For the purpose of demonstrating the programming techniques, we are going to use a contrived example of implementing greet functions that will return strings that greet a person. In the simplest case, we can write a greet function as follows:

fn greet(name: &str) -> String
{
  format!("Hello, {}!", name)
}

Our greet function is pretty minimal, with it greeting "Hello" to a person's name specified in the string. This example is deliberately chosen so that we can focus on the programming techniques, rather than getting distracted on whether to implement a greet function in the given way.

Hence for purpose of stirring the discussion: Yes, if what we really want is to implement a greet function, the version of greet function above is already sufficient for the purpose. Commenters reserve the right to not recommend the use in production for the more complex greet functions that we will explore later.

That being said, let's think for a second a more realistic scenario of how the greet function would be implemented in a real world application. In practice, even a simple greet function may contain complex logic such as:

  • Formatting the output to be displayed in HTML or GUI.
  • Greet a peron differently depending on who they are.
  • Use a different language or theme depending on the person's preferences.
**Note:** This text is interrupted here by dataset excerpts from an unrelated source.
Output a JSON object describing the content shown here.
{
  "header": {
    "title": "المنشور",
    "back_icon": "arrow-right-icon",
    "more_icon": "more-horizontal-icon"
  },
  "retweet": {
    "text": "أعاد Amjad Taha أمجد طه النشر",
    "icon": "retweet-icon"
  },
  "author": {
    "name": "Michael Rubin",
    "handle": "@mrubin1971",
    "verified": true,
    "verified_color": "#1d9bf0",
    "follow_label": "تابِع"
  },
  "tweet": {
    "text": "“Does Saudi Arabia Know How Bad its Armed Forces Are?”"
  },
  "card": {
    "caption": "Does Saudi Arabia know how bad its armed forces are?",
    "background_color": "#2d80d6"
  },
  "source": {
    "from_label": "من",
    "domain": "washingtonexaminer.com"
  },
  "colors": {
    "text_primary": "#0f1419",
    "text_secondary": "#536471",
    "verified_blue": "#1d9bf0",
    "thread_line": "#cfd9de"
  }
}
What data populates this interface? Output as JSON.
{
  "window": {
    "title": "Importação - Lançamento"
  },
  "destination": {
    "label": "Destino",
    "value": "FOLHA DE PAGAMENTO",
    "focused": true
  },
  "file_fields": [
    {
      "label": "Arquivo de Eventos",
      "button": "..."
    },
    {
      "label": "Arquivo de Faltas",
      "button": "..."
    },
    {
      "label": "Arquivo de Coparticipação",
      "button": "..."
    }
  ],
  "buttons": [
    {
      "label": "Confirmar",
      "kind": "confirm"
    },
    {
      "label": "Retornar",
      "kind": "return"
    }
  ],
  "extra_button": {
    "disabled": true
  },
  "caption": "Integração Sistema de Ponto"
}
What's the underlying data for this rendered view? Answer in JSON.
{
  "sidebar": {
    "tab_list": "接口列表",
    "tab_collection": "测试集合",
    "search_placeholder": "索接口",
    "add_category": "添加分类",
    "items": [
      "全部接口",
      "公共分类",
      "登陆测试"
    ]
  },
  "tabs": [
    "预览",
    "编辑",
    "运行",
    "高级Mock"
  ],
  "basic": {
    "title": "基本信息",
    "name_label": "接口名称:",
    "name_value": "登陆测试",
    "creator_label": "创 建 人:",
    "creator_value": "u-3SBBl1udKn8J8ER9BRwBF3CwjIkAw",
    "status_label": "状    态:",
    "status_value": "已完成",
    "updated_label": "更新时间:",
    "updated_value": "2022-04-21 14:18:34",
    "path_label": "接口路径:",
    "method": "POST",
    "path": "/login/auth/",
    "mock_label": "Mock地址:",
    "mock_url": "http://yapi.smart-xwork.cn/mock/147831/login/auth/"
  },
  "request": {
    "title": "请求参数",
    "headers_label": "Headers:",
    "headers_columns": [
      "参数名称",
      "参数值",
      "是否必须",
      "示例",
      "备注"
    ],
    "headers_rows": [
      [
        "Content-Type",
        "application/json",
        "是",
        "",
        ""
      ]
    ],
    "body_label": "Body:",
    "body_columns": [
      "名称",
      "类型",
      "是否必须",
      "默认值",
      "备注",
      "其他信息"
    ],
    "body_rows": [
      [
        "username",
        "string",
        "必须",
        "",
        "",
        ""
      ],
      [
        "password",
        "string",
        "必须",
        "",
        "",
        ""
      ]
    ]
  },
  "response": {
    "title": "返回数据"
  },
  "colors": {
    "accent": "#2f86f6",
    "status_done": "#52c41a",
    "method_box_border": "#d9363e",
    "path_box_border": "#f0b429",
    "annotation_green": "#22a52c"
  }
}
For the purpose of this post, we are going to pretend that our greet functions are complex and implement the logic such as listed above.

Greeting Person

Our initial greet function simply takes in a person's name as a string. What if it needs more information than just a person's name? In practice, we would define data types such as a CasualPerson struct to hold all information about a person:

pub struct CasualPerson
{
  pub name: String,
  // additional fields omitted
}

Our CasualPerson struct may contain other information such as email address and phone number. For the purpose of the greet function, we only care about the person's name, so we have the other fields omitted. Our greet function is then updated to take in &CasualPerson as a parameter:

fn greet(person: &CasualPerson) -> String
{
  format!("Hello, {}!", person.name)
}

By taking in the full CasualPerson struct, our greet function will be able to be extended in the future to make use of other fields, such as whether to greet the person in dark mode.

To make it easier to construct new CasualPerson values, we also define a new constructor method:

impl CasualPerson
{
  pub fn new(name: &str) -> Self
  {
    Self {
      name: name.to_string(),
    }
  }
}

Greeting Different Kinds of Persons

So far we have a single CasualPerson struct that needs to be greeted. But what if our application has multiple structs that the greet function needs to handle? For example, we may have a FormalPerson struct that records the first and last name as separate fields with additional information such as title:

pub struct FormalPerson
{
  pub title: String,
  pub first_name: String,
  pub last_name: String,
}

impl FormalPerson
{
  pub fn new(
    title: &str,
    first_name: &str,
    last_name: &str,
  ) -> Self
  {
    Self {
      title: title.to_string(),
      first_name: first_name.to_string(),
      last_name: last_name.to_string(),
    }
  }
}

To greet a FormalPerson, we may want to greet the person with their full name and title. We could write a separate greet_formal function as follows:

fn greet_formal(person: &FormalPerson) -> String
{
  format!(
    "Hello, {} {} {}!",
    person.title, person.first_name, person.last_name
  )
}

But now we would have duplicate logic in both greet and greet_formal. In both cases we start the greeting by the word "Hello", followed by the person's full name. Our greet logic is quite simple because this is just for demo purpose. However we can imagine that in practice the logic may be much more complicated, with multiple places in the code that requires the use of other fields in the struct.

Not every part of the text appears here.